As each group bonds, it becomes more inward looking, each member reinforcing the beliefs of the others. Any dissenter is turned on as a heretic. By looking inward, all that information and debate that the worldwide web provides is ignored, except for those snippets that reinforce the beliefs and mores of this one little village. I am sure we have all seen examples of the “wicker man” mentality manifest itself when an outsider questions the orthodoxy of their group on social media and especially X. It is clear that the boon of mass communication does not necessarily bring enlightenment, more often the reverse. The greater the availability of information that questions or threatens our beliefs, the more likely we are to seek out those who do not question us, and exclude and attack any external threat.

Book cover "The Medium isThe Massage"

Social breakdown, not unity, is the result.

Consider the next well known slogan – “The medium is the message”. Forget the content (in McLuhan’s view that is secondary). It is the medium itself that affects us, both personally and socially.

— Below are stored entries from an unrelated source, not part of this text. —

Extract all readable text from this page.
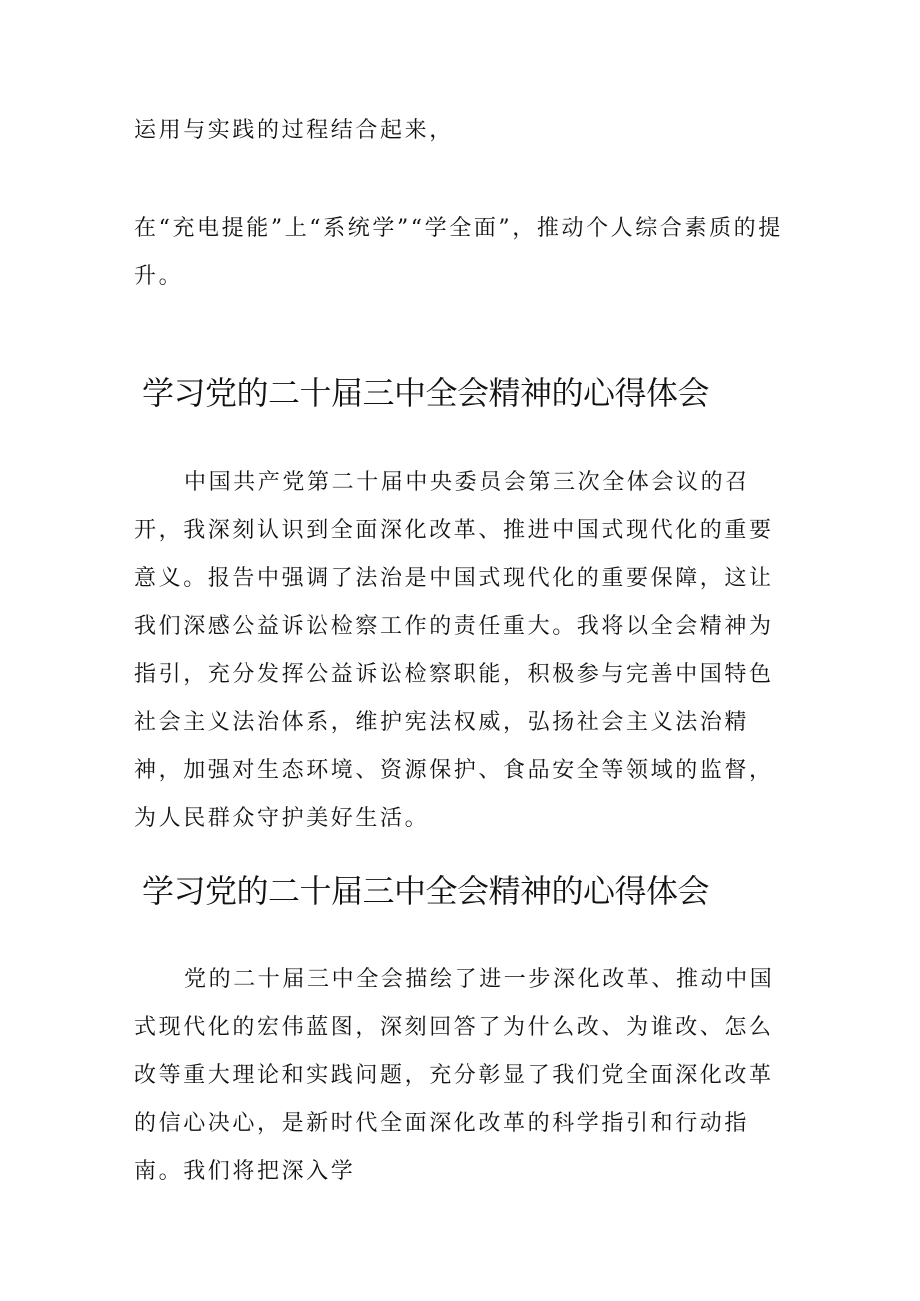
运用与实践的过程结合起来，

在“充电提能”上“系统学”“学全面”，推动个人综合素质的提升。

学习党的二十届三中全会精神的心得体会

中国共产党第二十届中央委员会第三次全体会议的召开，我深刻认识到全面深化改革、推进中国式现代化的重要意义。报告中强调了法治是中国式现代化的重要保障，这让我们深感公益诉讼检察工作的责任重大。我将以全会精神为指引，充分发挥公益诉讼检察职能，积极参与完善中国特色社会主义法治体系，维护宪法权威，弘扬社会主义法治精神，加强对生态环境、资源保护、食品安全等领域的监督，为人民群众守护美好生活。

学习党的二十届三中全会精神的心得体会

党的二十届三中全会描绘了进一步深化改革、推动中国式现代化的宏伟蓝图，深刻回答了为什么改、为谁改、怎么改等重大理论和实践问题，充分彰显了我们党全面深化改革的信心决心，是新时代全面深化改革的科学指引和行动指南。我们将把深入学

Rolling TV news delivers gruesome pictures from Gaza directly to our homes. Sure, we are affected by these images, but it is the medium (TV) that creates our reactions – its immediacy and the fact that it primarily engages the visual sense. Image after image pour in, the content being rendered ever more banal by the medium of its delivery. Exactly the same story in print demands a different, more analytical, reaction. The reader is engaged in a way that the passive watcher of TV is not. The story delivered by an eye witness talking to us face to face is different again, and more affecting and engaging. And that is the point. The story, the content, is exactly the same. It is primarily the medium that dictates our reactions and emotional response.

And so it is with the internet and social media, especially when delivered by smartphone. Immediacy and obsession have made robotic clones of otherwise free thinking individuals. The compulsion to respond – instantly – is producing a society devoid of reflection, self awareness and empathy.

For all the genuine social benefits and the tremendous richness of knowledge, commerce and, yes, friendship at our fingertips, there is a darker side. Human intimacy stripped of all richness of expression, tone and touch.

Maybe the Global village is real after all?

Still from trailer for the 1960 film "Village of The Damned".